Beyond political gridlock, some affinity groups offer economic stagnation, nationally and in New York State.
High in the vampire state's ladder of special interests is the well-meaning environmental community. Many of them, such as Buffalo's Jay Burney, a naturalist and founder of Times Beach Nature Preserve, have worked hard to transform remnants of the city's industrial wasteland into tracts of beauty and wonder.
Nationally, the reach of the nature-loving community has extended well beyond its numbers and deeply into public policy. The Obama administration menaces coal-burning power plants in the Ohio basin, driving up costs for Rust Belt industries struggling for revival.
The administration blocked extraction of hydrocarbons – oil, gas and coal – on federal lands and offshore. Most notoriously, Obama delayed the Keystone XL Pipeline, designed to carry Canadian crude to refineries on our Gulf Coast.

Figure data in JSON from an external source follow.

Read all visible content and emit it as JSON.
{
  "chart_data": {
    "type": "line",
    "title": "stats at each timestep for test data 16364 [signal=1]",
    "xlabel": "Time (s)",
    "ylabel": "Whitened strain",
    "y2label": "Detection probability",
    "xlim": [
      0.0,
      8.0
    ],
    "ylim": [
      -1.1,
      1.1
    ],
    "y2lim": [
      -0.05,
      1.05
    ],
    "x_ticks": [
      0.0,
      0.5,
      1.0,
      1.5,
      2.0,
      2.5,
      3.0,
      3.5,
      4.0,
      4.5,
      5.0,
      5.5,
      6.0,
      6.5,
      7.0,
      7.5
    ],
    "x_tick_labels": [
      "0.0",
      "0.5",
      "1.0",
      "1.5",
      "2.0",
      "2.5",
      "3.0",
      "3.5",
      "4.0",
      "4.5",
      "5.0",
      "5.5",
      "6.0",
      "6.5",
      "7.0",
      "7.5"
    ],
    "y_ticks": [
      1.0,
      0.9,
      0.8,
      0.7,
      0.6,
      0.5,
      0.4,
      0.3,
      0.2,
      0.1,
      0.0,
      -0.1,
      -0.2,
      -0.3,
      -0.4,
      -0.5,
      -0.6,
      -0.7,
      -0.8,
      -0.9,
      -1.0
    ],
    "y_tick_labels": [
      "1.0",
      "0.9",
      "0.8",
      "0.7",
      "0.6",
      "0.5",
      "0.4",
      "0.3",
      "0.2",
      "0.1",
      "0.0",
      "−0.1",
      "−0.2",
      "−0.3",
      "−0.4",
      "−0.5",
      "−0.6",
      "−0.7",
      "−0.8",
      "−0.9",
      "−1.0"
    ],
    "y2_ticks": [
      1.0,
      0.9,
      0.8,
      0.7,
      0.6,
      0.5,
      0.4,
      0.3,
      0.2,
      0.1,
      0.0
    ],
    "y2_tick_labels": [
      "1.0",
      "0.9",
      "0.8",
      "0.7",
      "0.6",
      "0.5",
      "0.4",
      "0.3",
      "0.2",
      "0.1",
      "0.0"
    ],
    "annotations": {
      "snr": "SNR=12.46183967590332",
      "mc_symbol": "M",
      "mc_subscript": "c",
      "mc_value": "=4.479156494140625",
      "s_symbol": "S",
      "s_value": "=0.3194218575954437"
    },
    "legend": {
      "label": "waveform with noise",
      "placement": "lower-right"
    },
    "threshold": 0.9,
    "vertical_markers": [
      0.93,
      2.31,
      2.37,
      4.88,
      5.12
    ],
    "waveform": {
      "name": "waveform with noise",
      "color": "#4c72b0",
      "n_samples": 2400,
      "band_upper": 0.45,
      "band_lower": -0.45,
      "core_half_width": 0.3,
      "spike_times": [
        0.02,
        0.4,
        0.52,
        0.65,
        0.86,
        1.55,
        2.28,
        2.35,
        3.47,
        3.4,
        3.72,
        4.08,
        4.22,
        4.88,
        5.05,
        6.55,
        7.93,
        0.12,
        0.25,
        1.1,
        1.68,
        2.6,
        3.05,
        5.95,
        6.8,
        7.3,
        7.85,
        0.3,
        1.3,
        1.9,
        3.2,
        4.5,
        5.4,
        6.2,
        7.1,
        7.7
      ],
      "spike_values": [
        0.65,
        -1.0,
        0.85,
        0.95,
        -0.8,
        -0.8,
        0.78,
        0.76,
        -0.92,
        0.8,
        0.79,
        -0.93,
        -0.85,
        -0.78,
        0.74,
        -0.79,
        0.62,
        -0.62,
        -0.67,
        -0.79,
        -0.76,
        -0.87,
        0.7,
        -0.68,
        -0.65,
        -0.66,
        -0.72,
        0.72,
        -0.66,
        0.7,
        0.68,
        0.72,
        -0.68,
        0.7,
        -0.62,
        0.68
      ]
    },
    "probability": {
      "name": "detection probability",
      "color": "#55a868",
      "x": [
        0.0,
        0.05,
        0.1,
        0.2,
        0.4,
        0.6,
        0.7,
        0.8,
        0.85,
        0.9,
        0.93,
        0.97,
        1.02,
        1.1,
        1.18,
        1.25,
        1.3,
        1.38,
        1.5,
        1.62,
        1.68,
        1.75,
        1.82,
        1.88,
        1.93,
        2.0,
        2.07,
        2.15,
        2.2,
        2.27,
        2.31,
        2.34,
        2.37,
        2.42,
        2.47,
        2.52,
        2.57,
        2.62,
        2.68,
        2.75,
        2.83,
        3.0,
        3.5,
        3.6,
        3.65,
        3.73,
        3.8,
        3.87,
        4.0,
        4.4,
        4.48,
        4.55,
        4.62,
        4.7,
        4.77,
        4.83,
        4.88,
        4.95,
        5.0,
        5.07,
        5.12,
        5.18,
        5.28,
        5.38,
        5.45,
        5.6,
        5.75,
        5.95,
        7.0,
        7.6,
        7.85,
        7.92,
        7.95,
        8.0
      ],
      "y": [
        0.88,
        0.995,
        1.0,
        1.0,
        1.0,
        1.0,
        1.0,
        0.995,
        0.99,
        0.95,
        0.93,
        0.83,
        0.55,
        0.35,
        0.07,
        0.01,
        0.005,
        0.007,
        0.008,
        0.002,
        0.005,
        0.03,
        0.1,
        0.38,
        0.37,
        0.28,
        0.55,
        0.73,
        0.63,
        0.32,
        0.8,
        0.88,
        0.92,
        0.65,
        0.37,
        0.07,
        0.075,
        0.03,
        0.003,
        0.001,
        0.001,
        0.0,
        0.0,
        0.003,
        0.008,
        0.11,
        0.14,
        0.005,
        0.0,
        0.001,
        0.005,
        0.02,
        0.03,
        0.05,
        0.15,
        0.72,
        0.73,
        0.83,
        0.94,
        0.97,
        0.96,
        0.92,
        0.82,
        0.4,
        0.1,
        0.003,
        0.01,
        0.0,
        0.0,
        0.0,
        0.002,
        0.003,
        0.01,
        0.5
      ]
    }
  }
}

The direct loss of American jobs and spin-off is staggering. All this is based on the flimsy premise that if the United States alone turns to green energy, the world's skies will be purified and climate change will be arrested. In his post-election news conference, Obama claimed the United States will lead the world in green energy. Personally, he made only feints in this direction in his first term at Stockholm, then slunk back into the White House.

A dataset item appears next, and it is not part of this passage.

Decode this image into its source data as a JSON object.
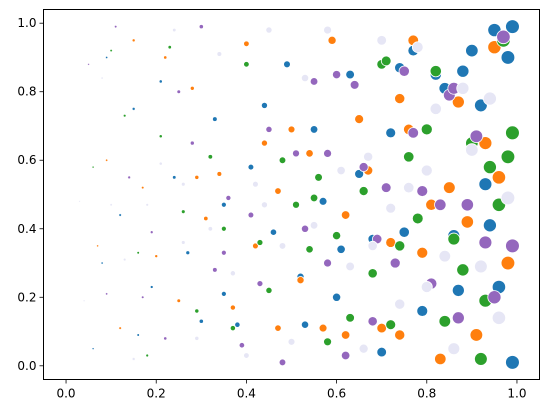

It is an inconvenient truth that the rest of the world, particularly communist China, is not listening. Nor is Canada. The Asian Basin is burning more polluting hydrocarbons than ever. After Obama's Keystone gambit, Canada turned its eyes across the Pacific. In December, Canada approved the $15 billion takeover of Nexen, owner of oil sands facilities in Alberta, by a Chinese state-run company. Canada and China know global demand for hydrocarbons will grow by 35 percent by 2035 and won't be left out.
Stifling the coal industry? Our coal exports are now triple the levels of a decade ago. So the stuff is being burned worldwide while American industry languishes.

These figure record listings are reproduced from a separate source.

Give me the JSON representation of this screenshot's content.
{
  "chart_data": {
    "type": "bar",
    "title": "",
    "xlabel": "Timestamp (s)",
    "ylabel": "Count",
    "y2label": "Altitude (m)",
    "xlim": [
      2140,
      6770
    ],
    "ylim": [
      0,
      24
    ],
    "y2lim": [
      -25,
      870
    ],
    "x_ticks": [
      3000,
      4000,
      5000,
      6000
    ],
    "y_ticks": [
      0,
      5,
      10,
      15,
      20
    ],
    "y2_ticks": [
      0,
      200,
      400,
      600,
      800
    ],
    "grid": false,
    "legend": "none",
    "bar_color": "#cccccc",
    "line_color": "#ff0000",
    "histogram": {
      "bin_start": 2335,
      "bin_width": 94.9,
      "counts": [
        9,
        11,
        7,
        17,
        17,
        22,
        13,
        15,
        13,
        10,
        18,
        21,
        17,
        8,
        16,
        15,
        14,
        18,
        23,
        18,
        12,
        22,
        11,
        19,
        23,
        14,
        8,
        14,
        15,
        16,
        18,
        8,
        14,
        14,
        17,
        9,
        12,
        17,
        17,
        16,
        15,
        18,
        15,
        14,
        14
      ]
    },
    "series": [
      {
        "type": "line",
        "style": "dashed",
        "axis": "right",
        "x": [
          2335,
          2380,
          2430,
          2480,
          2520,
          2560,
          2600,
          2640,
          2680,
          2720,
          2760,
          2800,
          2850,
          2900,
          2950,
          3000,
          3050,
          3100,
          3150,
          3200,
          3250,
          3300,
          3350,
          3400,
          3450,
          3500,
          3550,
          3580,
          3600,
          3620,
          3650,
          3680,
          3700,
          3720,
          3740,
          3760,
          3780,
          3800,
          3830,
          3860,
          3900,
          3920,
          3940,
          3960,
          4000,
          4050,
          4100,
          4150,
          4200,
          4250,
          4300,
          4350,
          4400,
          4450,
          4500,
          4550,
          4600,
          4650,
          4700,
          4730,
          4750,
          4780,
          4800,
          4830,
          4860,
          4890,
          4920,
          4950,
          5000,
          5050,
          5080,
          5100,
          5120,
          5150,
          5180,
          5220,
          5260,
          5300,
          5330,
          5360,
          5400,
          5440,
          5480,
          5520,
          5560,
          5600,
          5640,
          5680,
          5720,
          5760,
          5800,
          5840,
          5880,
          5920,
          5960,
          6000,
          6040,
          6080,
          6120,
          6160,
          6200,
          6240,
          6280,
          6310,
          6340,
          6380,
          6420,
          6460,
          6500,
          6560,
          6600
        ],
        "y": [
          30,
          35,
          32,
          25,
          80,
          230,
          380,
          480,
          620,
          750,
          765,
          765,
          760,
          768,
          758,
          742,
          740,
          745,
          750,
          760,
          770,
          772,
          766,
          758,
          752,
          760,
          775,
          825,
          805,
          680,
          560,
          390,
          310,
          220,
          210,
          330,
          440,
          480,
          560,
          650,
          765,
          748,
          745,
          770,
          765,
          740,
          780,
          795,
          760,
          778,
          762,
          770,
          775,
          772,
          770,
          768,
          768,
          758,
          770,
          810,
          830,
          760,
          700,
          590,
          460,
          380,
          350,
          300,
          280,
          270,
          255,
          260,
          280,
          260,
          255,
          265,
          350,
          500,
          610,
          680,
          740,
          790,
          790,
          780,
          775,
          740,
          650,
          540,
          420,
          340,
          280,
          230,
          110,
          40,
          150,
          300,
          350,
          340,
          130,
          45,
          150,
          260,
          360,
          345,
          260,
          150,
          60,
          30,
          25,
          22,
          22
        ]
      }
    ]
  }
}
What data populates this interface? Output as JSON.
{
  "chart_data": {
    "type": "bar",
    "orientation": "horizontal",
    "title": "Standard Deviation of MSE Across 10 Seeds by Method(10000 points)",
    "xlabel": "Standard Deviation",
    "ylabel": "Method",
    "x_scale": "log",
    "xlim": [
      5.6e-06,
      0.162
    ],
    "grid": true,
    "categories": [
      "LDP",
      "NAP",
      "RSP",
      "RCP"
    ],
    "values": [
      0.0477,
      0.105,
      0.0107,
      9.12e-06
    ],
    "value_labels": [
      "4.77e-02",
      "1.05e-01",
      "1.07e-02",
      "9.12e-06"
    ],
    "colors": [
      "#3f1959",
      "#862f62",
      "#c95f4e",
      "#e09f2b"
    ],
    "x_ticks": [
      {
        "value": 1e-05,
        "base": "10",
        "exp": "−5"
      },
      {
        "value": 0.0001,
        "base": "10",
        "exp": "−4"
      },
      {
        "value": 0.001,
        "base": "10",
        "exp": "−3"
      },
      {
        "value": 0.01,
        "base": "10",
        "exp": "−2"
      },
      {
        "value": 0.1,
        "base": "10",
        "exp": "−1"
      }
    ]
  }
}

Meanwhile, Gov. Andrew Cuomo's state moratorium on hydrofracking shale for oil and gas is due to expire at the end of this month. More than 1,000 people – a group that no doubt included sincere environmentalists but also extremists who don't need or want paying jobs, and have no idea how an economy runs – demonstrated against this process in Albany in January.
Across the state's southern border, fracking is a $6 billion a year business. In central Pennsylvania, there are so many employed it is hard to get a hotel room.
Burney visited Williston, N.D., where fracking is king. Deeply concerned about collateral damage like permanent groundwater contamination, he said, “I couldn't tell whether it was a boom town or a hell hole.”
A likely hell hole, but so were parts of Bethlehem Steel, Buffalo's Mobil Oil refinery and Carborundum in Niagara Falls. These employers are long gone. And possibly, the notion of constructive trade-offs.